赤鬼くんと青鬼くんは、有名ですね。だって、たくさんの昔話に登場するのは、いつだって赤鬼くんと青鬼くんです。桃太郎にやっつけられたりする役が多いけど、近ごろは、やられ役にもファンがいる時代です。ですから、お休みの日なんかは、二人ともおしゃれをして町まで出かけ、女の子にキャーキャー言われて得意になることもできます。
問題なのは、黄鬼くんです。知りませんでしたか?本当は黄鬼くんも、赤鬼くんや青鬼くんといっしょに物語に出演しているのです。

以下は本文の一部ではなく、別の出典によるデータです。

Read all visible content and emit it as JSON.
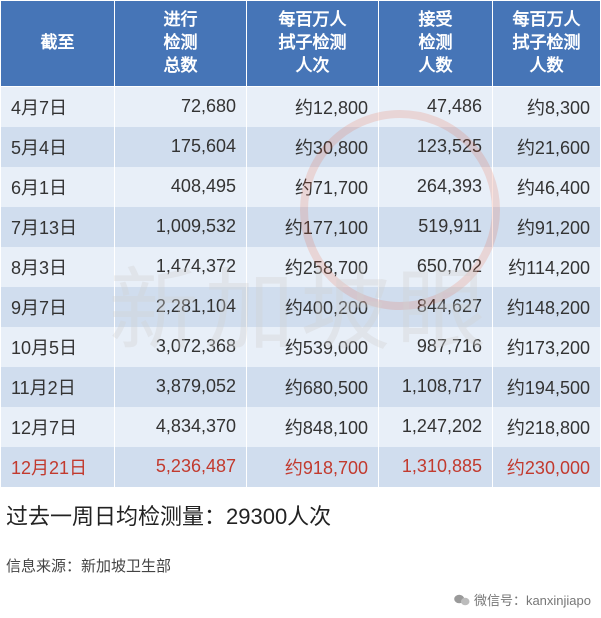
{
  "columns": [
    "截至",
    "进行\n检测\n总数",
    "每百万人\n拭子检测\n人次",
    "接受\n检测\n人数",
    "每百万人\n拭子检测\n人数"
  ],
  "rows": [
    {
      "date": "4月7日",
      "total": "72,680",
      "per_m_tests": "约12,800",
      "people": "47,486",
      "per_m_people": "约8,300",
      "stripe": "odd"
    },
    {
      "date": "5月4日",
      "total": "175,604",
      "per_m_tests": "约30,800",
      "people": "123,525",
      "per_m_people": "约21,600",
      "stripe": "even"
    },
    {
      "date": "6月1日",
      "total": "408,495",
      "per_m_tests": "约71,700",
      "people": "264,393",
      "per_m_people": "约46,400",
      "stripe": "odd"
    },
    {
      "date": "7月13日",
      "total": "1,009,532",
      "per_m_tests": "约177,100",
      "people": "519,911",
      "per_m_people": "约91,200",
      "stripe": "even"
    },
    {
      "date": "8月3日",
      "total": "1,474,372",
      "per_m_tests": "约258,700",
      "people": "650,702",
      "per_m_people": "约114,200",
      "stripe": "odd"
    },
    {
      "date": "9月7日",
      "total": "2,281,104",
      "per_m_tests": "约400,200",
      "people": "844,627",
      "per_m_people": "约148,200",
      "stripe": "even"
    },
    {
      "date": "10月5日",
      "total": "3,072,368",
      "per_m_tests": "约539,000",
      "people": "987,716",
      "per_m_people": "约173,200",
      "stripe": "odd"
    },
    {
      "date": "11月2日",
      "total": "3,879,052",
      "per_m_tests": "约680,500",
      "people": "1,108,717",
      "per_m_people": "约194,500",
      "stripe": "even"
    },
    {
      "date": "12月7日",
      "total": "4,834,370",
      "per_m_tests": "约848,100",
      "people": "1,247,202",
      "per_m_people": "约218,800",
      "stripe": "odd"
    },
    {
      "date": "12月21日",
      "total": "5,236,487",
      "per_m_tests": "约918,700",
      "people": "1,310,885",
      "per_m_people": "约230,000",
      "stripe": "even",
      "highlight": true
    }
  ],
  "subtitle": "过去一周日均检测量：29300人次",
  "source_line": "信息来源：新加坡卫生部",
  "watermark_text": "新加坡眼",
  "footer_label": "微信号：",
  "footer_value": "kanxinjiapo",
  "colors": {
    "header_bg": "#4675b7",
    "header_text": "#ffffff",
    "row_odd": "#e8eff8",
    "row_even": "#d0ddee",
    "highlight_text": "#c23a2e",
    "body_text": "#333333"
  },
  "column_widths_pct": [
    19,
    22,
    22,
    19,
    22
  ],
  "font_sizes": {
    "header": 17,
    "cell": 18,
    "subtitle": 22,
    "source": 15,
    "footer": 13
  }
}
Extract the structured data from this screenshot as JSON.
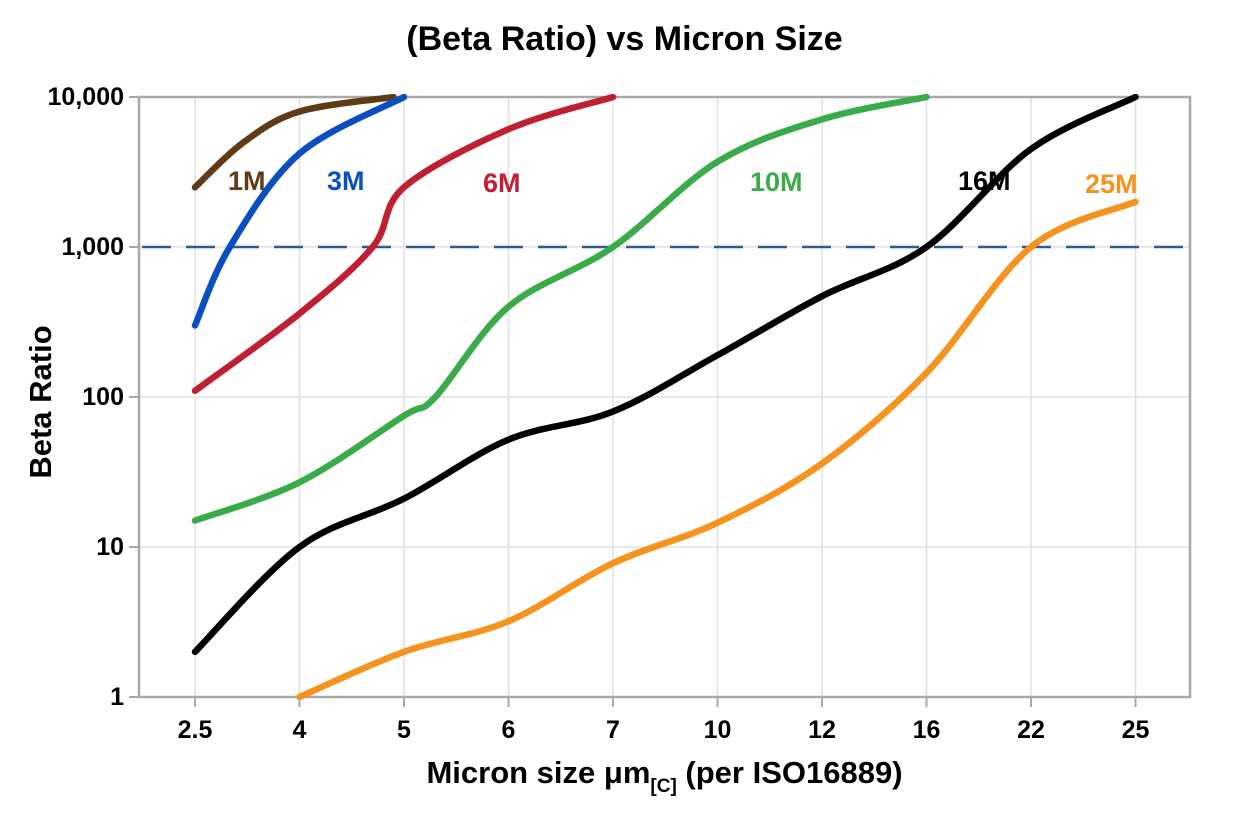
{
  "title": "(Beta Ratio) vs Micron Size",
  "chart_data": {
    "type": "line",
    "title": "(Beta Ratio) vs Micron Size",
    "ylabel": "Beta Ratio",
    "xlabel_parts": {
      "main": "Micron size μm",
      "sub": "[C]",
      "tail": " (per ISO16889)"
    },
    "x_scale": "categorical",
    "y_scale": "log",
    "x_categories": [
      2.5,
      4,
      5,
      6,
      7,
      10,
      12,
      16,
      22,
      25
    ],
    "x_tick_labels": [
      "2.5",
      "4",
      "5",
      "6",
      "7",
      "10",
      "12",
      "16",
      "22",
      "25"
    ],
    "y_ticks": [
      1,
      10,
      100,
      1000,
      10000
    ],
    "y_tick_labels": [
      "1",
      "10",
      "100",
      "1,000",
      "10,000"
    ],
    "ylim": [
      1,
      10000
    ],
    "grid": true,
    "legend_position": "inline-curve-labels",
    "colors": {
      "grid": "#e0e0e0",
      "frame": "#a9a9a9",
      "text": "#000000"
    },
    "reference_line": {
      "y": 1000,
      "style": "dashed",
      "color": "#2e5a8f"
    },
    "series": [
      {
        "name": "1M",
        "color": "#5e3a17",
        "label_pos": [
          228,
          190
        ],
        "points": [
          [
            2.5,
            2500
          ],
          [
            3.2,
            5000
          ],
          [
            4,
            8000
          ],
          [
            4.9,
            10000
          ]
        ]
      },
      {
        "name": "3M",
        "color": "#0a4fc0",
        "label_pos": [
          327,
          190
        ],
        "points": [
          [
            2.5,
            300
          ],
          [
            3,
            1000
          ],
          [
            4,
            4200
          ],
          [
            5,
            10000
          ]
        ]
      },
      {
        "name": "6M",
        "color": "#c01f32",
        "label_pos": [
          483,
          192
        ],
        "points": [
          [
            2.5,
            110
          ],
          [
            4,
            360
          ],
          [
            4.7,
            1000
          ],
          [
            5,
            2500
          ],
          [
            6,
            6100
          ],
          [
            7,
            10000
          ]
        ]
      },
      {
        "name": "10M",
        "color": "#3aab4a",
        "label_pos": [
          750,
          191
        ],
        "points": [
          [
            2.5,
            15
          ],
          [
            4,
            27
          ],
          [
            5,
            75
          ],
          [
            5.3,
            100
          ],
          [
            6,
            400
          ],
          [
            7,
            1000
          ],
          [
            10,
            3700
          ],
          [
            12,
            7100
          ],
          [
            16,
            10000
          ]
        ]
      },
      {
        "name": "16M",
        "color": "#000000",
        "label_pos": [
          958,
          190
        ],
        "points": [
          [
            2.5,
            2
          ],
          [
            4,
            10
          ],
          [
            5,
            21
          ],
          [
            6,
            52
          ],
          [
            7,
            80
          ],
          [
            10,
            190
          ],
          [
            12,
            470
          ],
          [
            16,
            1000
          ],
          [
            22,
            4500
          ],
          [
            25,
            10000
          ]
        ]
      },
      {
        "name": "25M",
        "color": "#f6921e",
        "label_pos": [
          1085,
          193
        ],
        "points": [
          [
            4,
            1
          ],
          [
            5,
            2
          ],
          [
            6,
            3.2
          ],
          [
            7,
            7.8
          ],
          [
            10,
            14.5
          ],
          [
            12,
            36
          ],
          [
            16,
            145
          ],
          [
            22,
            1000
          ],
          [
            25,
            2000
          ]
        ]
      }
    ]
  }
}
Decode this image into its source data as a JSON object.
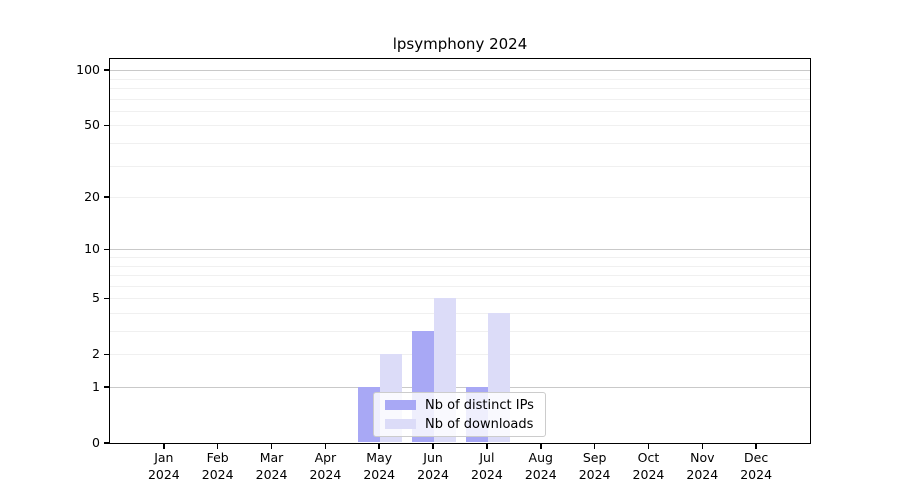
{
  "chart_data": {
    "type": "bar",
    "title": "lpsymphony 2024",
    "categories": [
      "Jan",
      "Feb",
      "Mar",
      "Apr",
      "May",
      "Jun",
      "Jul",
      "Aug",
      "Sep",
      "Oct",
      "Nov",
      "Dec"
    ],
    "category_year": "2024",
    "series": [
      {
        "name": "Nb of distinct IPs",
        "color": "#a8a8f5",
        "values": [
          0,
          0,
          0,
          0,
          1,
          3,
          1,
          0,
          0,
          0,
          0,
          0
        ]
      },
      {
        "name": "Nb of downloads",
        "color": "#dcdcf8",
        "values": [
          0,
          0,
          0,
          0,
          2,
          5,
          4,
          0,
          0,
          0,
          0,
          0
        ]
      }
    ],
    "y_scale": "log1p",
    "y_ticks": [
      0,
      1,
      2,
      5,
      10,
      20,
      50,
      100
    ],
    "ylim": [
      0,
      115
    ],
    "grid": "horizontal-minor-and-major",
    "grid_minor_color": "#f0f0f0",
    "grid_major_color": "#c9c9c9",
    "axis_color": "#000000",
    "legend_position": "inside-bottom-center"
  }
}
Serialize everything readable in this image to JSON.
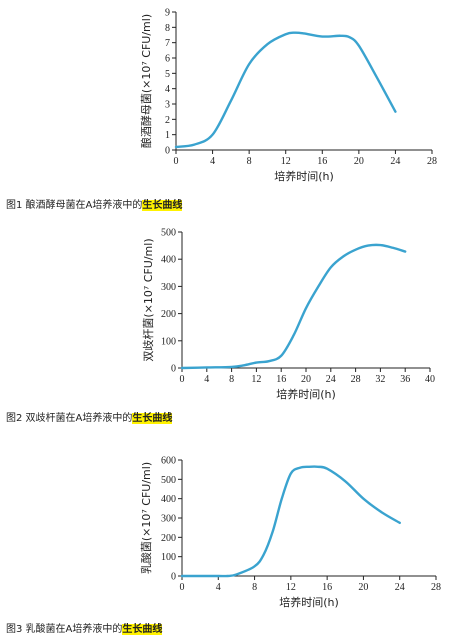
{
  "chart_data": [
    {
      "type": "line",
      "title": "",
      "caption": {
        "text": "图1 酿酒酵母菌在A培养液中的",
        "highlight": "生长曲线"
      },
      "xlabel": "培养时间(h)",
      "ylabel": "酿酒酵母菌(×10⁷ CFU/ml)",
      "xlim": [
        0,
        28
      ],
      "ylim": [
        0,
        9
      ],
      "xticks": [
        0,
        4,
        8,
        12,
        16,
        20,
        24,
        28
      ],
      "yticks": [
        0,
        1,
        2,
        3,
        4,
        5,
        6,
        7,
        8,
        9
      ],
      "line_color": "#3aa3cf",
      "series": [
        {
          "x": [
            0,
            2,
            4,
            6,
            8,
            10,
            12,
            13,
            14,
            16,
            18,
            19,
            20,
            22,
            24
          ],
          "y": [
            0.2,
            0.35,
            1.0,
            3.2,
            5.6,
            6.9,
            7.55,
            7.65,
            7.6,
            7.4,
            7.45,
            7.35,
            6.8,
            4.7,
            2.5
          ]
        }
      ]
    },
    {
      "type": "line",
      "title": "",
      "caption": {
        "text": "图2 双歧杆菌在A培养液中的",
        "highlight": "生长曲线"
      },
      "xlabel": "培养时间(h)",
      "ylabel": "双歧杆菌(×10⁷ CFU/ml)",
      "xlim": [
        0,
        40
      ],
      "ylim": [
        0,
        500
      ],
      "xticks": [
        0,
        4,
        8,
        12,
        16,
        20,
        24,
        28,
        32,
        36,
        40
      ],
      "yticks": [
        0,
        100,
        200,
        300,
        400,
        500
      ],
      "line_color": "#3aa3cf",
      "series": [
        {
          "x": [
            0,
            4,
            8,
            10,
            12,
            14,
            16,
            18,
            20,
            22,
            24,
            26,
            28,
            30,
            32,
            34,
            36
          ],
          "y": [
            0,
            2,
            4,
            10,
            20,
            25,
            45,
            120,
            220,
            300,
            370,
            410,
            435,
            450,
            452,
            442,
            428
          ]
        }
      ]
    },
    {
      "type": "line",
      "title": "",
      "caption": {
        "text": "图3 乳酸菌在A培养液中的",
        "highlight": "生长曲线"
      },
      "xlabel": "培养时间(h)",
      "ylabel": "乳酸菌(×10⁷ CFU/ml)",
      "xlim": [
        0,
        28
      ],
      "ylim": [
        0,
        600
      ],
      "xticks": [
        0,
        4,
        8,
        12,
        16,
        20,
        24,
        28
      ],
      "yticks": [
        0,
        100,
        200,
        300,
        400,
        500,
        600
      ],
      "line_color": "#3aa3cf",
      "series": [
        {
          "x": [
            0,
            2,
            4,
            5,
            6,
            8,
            9,
            10,
            11,
            12,
            13,
            14,
            15,
            16,
            18,
            20,
            22,
            24
          ],
          "y": [
            0,
            0,
            0,
            0,
            8,
            50,
            110,
            230,
            400,
            530,
            560,
            565,
            565,
            555,
            490,
            400,
            330,
            275
          ]
        }
      ]
    }
  ]
}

でも、黄色は目立たないから、絵本でもテレビでも、いつも画面のすみっこ。いるのかいないのか、ほとんどわかりません。
(ああ、なんでぼくは黄色なんだろう?赤鬼くんや青鬼くんみたいな色なら、もっと強くて悪そうに見えるんだけど)
ある日のことです。黄鬼くんが散歩に出かけると、道端に黄色い菜の花畑がありました。
「まあ、きれい。あなたが咲かせたの?」
うしろから声をかけられて黄鬼くんがふりかえると、若い娘さんたちが三人、目をクリクリさせて黄鬼くんを見ています。
「ちがうよ、ぼくは・・・」
黄鬼くんがどぎまぎしながら否定する前に、娘さんたちは「かーわいいっ」と言って笑いました。黄鬼くんは、はずかしくなりましたが、同時にうれしくもなりました。
「ぼくの色、とってもかわいいんだね!」
それからというもの、黄鬼くんは、菜の花を育てるようになりました。はじめは、自分の家の庭に。それから、住んでいる町のあちこちに。さらには、日本中のいたるところに。
(赤鬼くんや青鬼くんみたいにはなれないけど、ぼくにも、こんなことができるんだ)
今年も、もうじき春がやってきます。あなたの町に菜の花が咲いたら、それは、黄鬼くんのせいかもしれませんね。